Colts: Here’s why making a move for Carson Wentz shouldn’t happen

Eagles QB Carson Wentz (Photo by Elsa/Getty Images)
Eagles QB Carson Wentz (Photo by Elsa/Getty Images) /

This season has proved why the Colts shouldn’t make a move for Eagles QB Carson Wentz.

Despite the fact that Philip Rivers has been solid under center in 2020, it goes without saying that the Indianapolis Colts will be in the market for a quarterback this offseason.

In terms of free agents, there won’t be an abundance of options for GM Chris Ballard to choose from. Luckily for him, however, it’s widely anticipated that a handful of signal callers will be made available via trade by their respective organizations, and that resulted in Eagles gunslinger Carson Wentz being linked to the Colts.

We gave our thoughts about Wentz potentially reuniting with Frank Reich, who was the offensive coordinator in Philadelphia for the first two seasons of his career, about a month ago and we honestly didn’t hate the idea.

Since then, however, we’ve come to the realization that Wentz is a shell of the MVP candidate he was three seasons ago. To put it simply, his alarming regression statistics prove why Indianapolis shouldn’t even approach the Eagles about a potential trade for him.

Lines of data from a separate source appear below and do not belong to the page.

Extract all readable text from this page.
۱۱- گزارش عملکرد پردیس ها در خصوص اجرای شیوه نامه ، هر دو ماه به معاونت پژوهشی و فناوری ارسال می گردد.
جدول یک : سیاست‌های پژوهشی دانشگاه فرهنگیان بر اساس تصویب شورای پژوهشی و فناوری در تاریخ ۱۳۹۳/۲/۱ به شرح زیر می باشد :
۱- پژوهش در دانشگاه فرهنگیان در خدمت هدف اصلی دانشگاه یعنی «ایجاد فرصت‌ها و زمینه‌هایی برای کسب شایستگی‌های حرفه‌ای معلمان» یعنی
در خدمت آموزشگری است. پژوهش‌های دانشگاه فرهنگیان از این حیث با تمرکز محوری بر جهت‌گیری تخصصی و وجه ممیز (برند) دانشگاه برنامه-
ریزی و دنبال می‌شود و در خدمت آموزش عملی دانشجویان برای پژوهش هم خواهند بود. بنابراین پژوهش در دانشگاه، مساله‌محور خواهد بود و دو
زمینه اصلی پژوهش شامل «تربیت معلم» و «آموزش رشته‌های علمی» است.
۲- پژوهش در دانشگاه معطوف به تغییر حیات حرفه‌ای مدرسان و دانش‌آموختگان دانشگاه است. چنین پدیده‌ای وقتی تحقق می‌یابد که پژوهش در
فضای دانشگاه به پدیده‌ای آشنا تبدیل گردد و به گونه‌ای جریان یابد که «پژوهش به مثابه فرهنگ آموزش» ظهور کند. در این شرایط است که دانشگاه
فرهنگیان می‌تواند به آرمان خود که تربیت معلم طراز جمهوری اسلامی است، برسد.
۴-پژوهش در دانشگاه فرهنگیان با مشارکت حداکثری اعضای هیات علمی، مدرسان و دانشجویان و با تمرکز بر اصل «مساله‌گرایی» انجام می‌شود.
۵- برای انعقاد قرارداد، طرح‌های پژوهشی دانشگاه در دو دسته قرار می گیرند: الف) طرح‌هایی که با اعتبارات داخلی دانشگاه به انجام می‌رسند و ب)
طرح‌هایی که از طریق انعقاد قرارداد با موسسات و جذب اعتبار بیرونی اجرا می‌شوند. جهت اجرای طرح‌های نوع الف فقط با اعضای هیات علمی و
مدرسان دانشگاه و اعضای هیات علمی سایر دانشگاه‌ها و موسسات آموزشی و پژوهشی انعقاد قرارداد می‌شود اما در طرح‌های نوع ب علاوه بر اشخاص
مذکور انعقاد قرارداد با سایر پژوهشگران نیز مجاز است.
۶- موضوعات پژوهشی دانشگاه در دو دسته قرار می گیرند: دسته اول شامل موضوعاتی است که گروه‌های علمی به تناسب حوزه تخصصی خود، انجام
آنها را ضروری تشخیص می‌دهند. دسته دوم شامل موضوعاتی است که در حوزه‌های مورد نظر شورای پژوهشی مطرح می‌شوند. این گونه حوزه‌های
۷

That’s right, folks: the former No. 2 overall pick is just the sixth quarterback since 1950 (!) to have his passer rating drop 24 points below his combined rating from the previous three seasons. The most damning nugget? The fact that he’s the first QB under 30 years old to do so.

It’s normally an honor to be mentioned in the same breath as Peyton Manning and Brett Favre, but not in this case. For added context, those two all-time greats were 39 and 41, respectively, when their production and efficiency took a nosedive.

At 28, Wentz is supposed to be in the prime of his career. We get the Eagles don’t have a ton of receiving talent and their offensive line has been decimated by injuries, but that doesn’t excuse the countless boneheaded decisions Wentz has made this season and how his pinpoint accuracy has vanished.

Through 11 games, Wentz ranks 35th in the NFL in yards per pass (6.0), 36th in both passer rating (73.4) and completion percentage (58.1%), and last in giveaways (19) among quarterbacks with at least 90 pass attempts.

That pretty much sums up his struggles. The former Pro Bowler is as broken as can be and we’re honestly not sure if anybody — not even Reich and the Colts’ elite coaching staff — is capable of fixing him.